Nave israelense pode ter espalhado vários seres microscópios pela Lua

Em 2007, foram colocados animais microscópios na sonda espacial da Rússia e da ESA e foi comprovado que sobreviveram às condições do espaço exterior

Nave israelense Lua

Tardígrados, seres indestrutíveis podem estar vivos na Lua

Tardígrados, seres indestrutíveis podem estar vivos na Lua

Wikimedia

A nave israelense Beresheet, que caiu ao tentar aterrissar na Lua em abril, pode ter espalhado na superfície lunar milhares de tardígrados, animais microscópicos muito resistentes e capazes de sobreviver em condições extremas, revelou um dos participantes do projeto.

Os milhares de tardígrados "poderiam hipoteticamente ser revividos no futuro", afirmou Nova Spivack, fundador da Arch Mission Foundation, à revista "Wired".

Orli Madmon, porta-voz de SpaceIl, a empresa que enviou à Lua a sonda Beresheet, afirmou à Agência Efe que não pode confirmar e nem desmentir a presença dos animais.

Spivack é o fundador de um projeto que tenta arquivar conhecimento e espécies da Terra e preservá-los para futuras gerações e que foi o encarregado de fazer a "biblioteca lunar" que foi incorporada à sonda.

Esta, um arquivo do tamanho de um DVD, incluía, segundo a organização, 30 milhões de páginas de informação sobre história e civilização humana, milhares de livros clássicos, quase toda a Wikipedia em inglês e uma cápsula israelense com a história do país, a Torá, literatura, fotos, canções e desenhos de crianças israelenses. Também continha bases de dados para entender 5 mil idiomas, com 1,5 milhão de traduções entre eles.
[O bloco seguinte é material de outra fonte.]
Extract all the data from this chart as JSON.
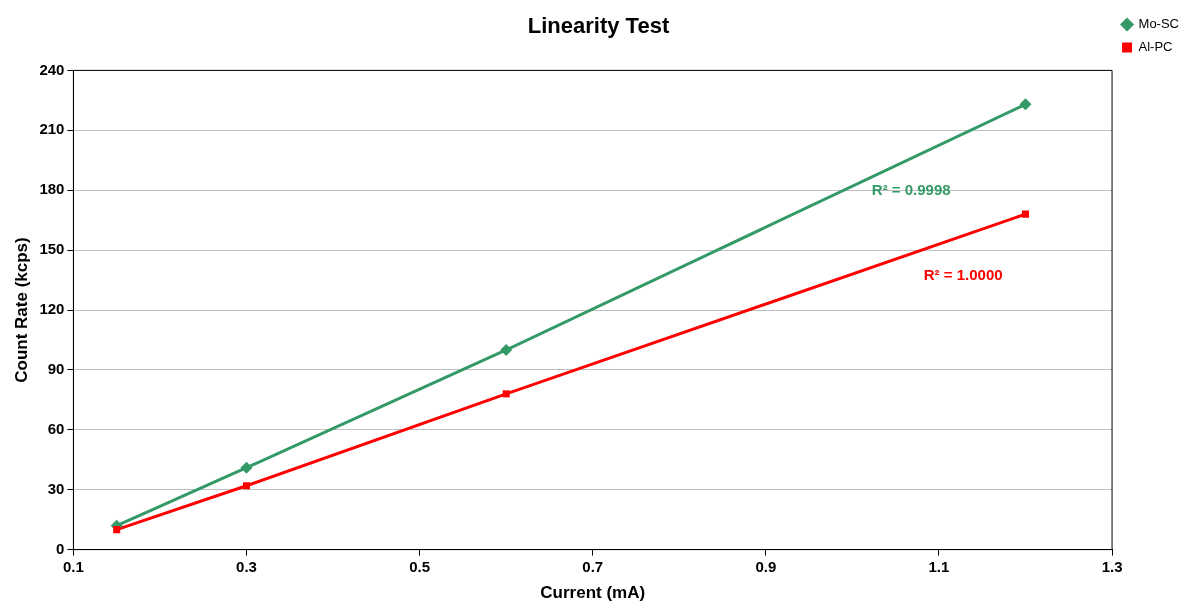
{
  "chart_data": {
    "type": "line",
    "title": "Linearity Test",
    "xlabel": "Current (mA)",
    "ylabel": "Count Rate (kcps)",
    "xlim": [
      0.1,
      1.3
    ],
    "xticks": [
      {
        "value": 0.1,
        "label": "0.1"
      },
      {
        "value": 0.3,
        "label": "0.3"
      },
      {
        "value": 0.5,
        "label": "0.5"
      },
      {
        "value": 0.7,
        "label": "0.7"
      },
      {
        "value": 0.9,
        "label": "0.9"
      },
      {
        "value": 1.1,
        "label": "1.1"
      },
      {
        "value": 1.3,
        "label": "1.3"
      }
    ],
    "ylim": [
      0,
      240
    ],
    "yticks": [
      0,
      30,
      60,
      90,
      120,
      150,
      180,
      210,
      240
    ],
    "grid": "y",
    "legend": "right",
    "series": [
      {
        "name": "Mo-SC",
        "color": "#339966",
        "marker": "diamond",
        "x": [
          0.15,
          0.3,
          0.6,
          1.2
        ],
        "values": [
          12,
          41,
          100,
          223
        ]
      },
      {
        "name": "Al-PC",
        "color": "#ff0000",
        "marker": "square",
        "x": [
          0.15,
          0.3,
          0.6,
          1.2
        ],
        "values": [
          10,
          32,
          78,
          168
        ]
      }
    ],
    "annotations": [
      "R² = 0.9998",
      "R² = 1.0000"
    ]
  }
}
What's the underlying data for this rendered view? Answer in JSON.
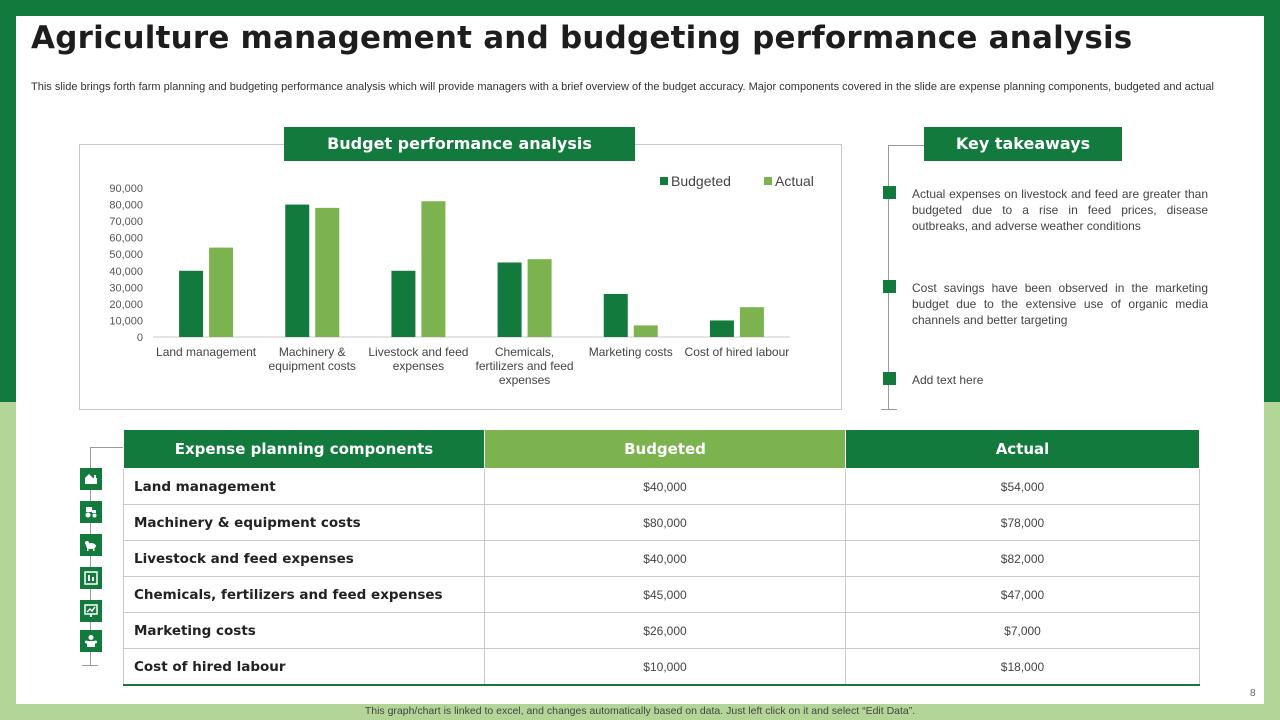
{
  "slide": {
    "title": "Agriculture management and budgeting performance analysis",
    "description": "This slide brings forth farm planning and budgeting performance analysis which will provide managers with a brief overview of the budget accuracy. Major components covered in the slide are expense planning components, budgeted and actual",
    "page_number": "8",
    "footer_note": "This graph/chart is linked to excel, and changes automatically based on data. Just left click on it and select “Edit Data”."
  },
  "chart_section": {
    "label": "Budget performance analysis"
  },
  "takeaways": {
    "label": "Key takeaways",
    "items": [
      "Actual expenses on livestock and feed are greater than budgeted due to a rise in feed prices, disease outbreaks, and adverse weather conditions",
      "Cost savings have been observed in the marketing budget due to the extensive use of organic media channels and better targeting",
      "Add text here"
    ]
  },
  "chart_data": {
    "type": "bar",
    "title": "Budget performance analysis",
    "categories": [
      [
        "Land management"
      ],
      [
        "Machinery &",
        "equipment costs"
      ],
      [
        "Livestock and feed",
        "expenses"
      ],
      [
        "Chemicals,",
        "fertilizers and feed",
        "expenses"
      ],
      [
        "Marketing costs"
      ],
      [
        "Cost of hired labour"
      ]
    ],
    "series": [
      {
        "name": "Budgeted",
        "color": "#137a3e",
        "values": [
          40000,
          80000,
          40000,
          45000,
          26000,
          10000
        ]
      },
      {
        "name": "Actual",
        "color": "#7cb34e",
        "values": [
          54000,
          78000,
          82000,
          47000,
          7000,
          18000
        ]
      }
    ],
    "yticks": [
      "0",
      "10,000",
      "20,000",
      "30,000",
      "40,000",
      "50,000",
      "60,000",
      "70,000",
      "80,000",
      "90,000"
    ],
    "ylim": [
      0,
      90000
    ],
    "xlabel": "",
    "ylabel": "",
    "legend_position": "top-right"
  },
  "table": {
    "headers": [
      "Expense planning components",
      "Budgeted",
      "Actual"
    ],
    "rows": [
      {
        "name": "Land management",
        "budgeted": "$40,000",
        "actual": "$54,000",
        "icon": "farm-field-icon"
      },
      {
        "name": "Machinery & equipment costs",
        "budgeted": "$80,000",
        "actual": "$78,000",
        "icon": "machinery-icon"
      },
      {
        "name": "Livestock and feed expenses",
        "budgeted": "$40,000",
        "actual": "$82,000",
        "icon": "livestock-icon"
      },
      {
        "name": "Chemicals, fertilizers and feed expenses",
        "budgeted": "$45,000",
        "actual": "$47,000",
        "icon": "chemicals-icon"
      },
      {
        "name": "Marketing costs",
        "budgeted": "$26,000",
        "actual": "$7,000",
        "icon": "marketing-chart-icon"
      },
      {
        "name": "Cost of hired labour",
        "budgeted": "$10,000",
        "actual": "$18,000",
        "icon": "labour-icon"
      }
    ]
  }
}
Mas Spivack revelou agora que, além disso, sua equipe decidiu no último momento incluir no arquivo uma resina sintética com pelo e amostras de DNA de 25 pessoas (incluído dele mesmo) e milhares de tardígrados desidratados. Além disso, acrescentou ao final uma fita que foi borrifada com um spray com outros milhares de tardígrados mais. Estes microorganismos podem resistir a temperaturas de entre - 200 e 150 graus centígrados e viver até dez anos sem água, por isso podem aguentar inclusive a exposição espacial.

Em 2007, foram colocados tardígrados na sonda espacial Foton M3 da Rússia e da ESA e foi comprovado que sobreviveram às condições do espaço exterior.

Spivack acredita que não existe risco de os tardígrados "tomarem" a Lua, já que teriam que retornar à atmosfera para ser reidratados e então se reproduzir.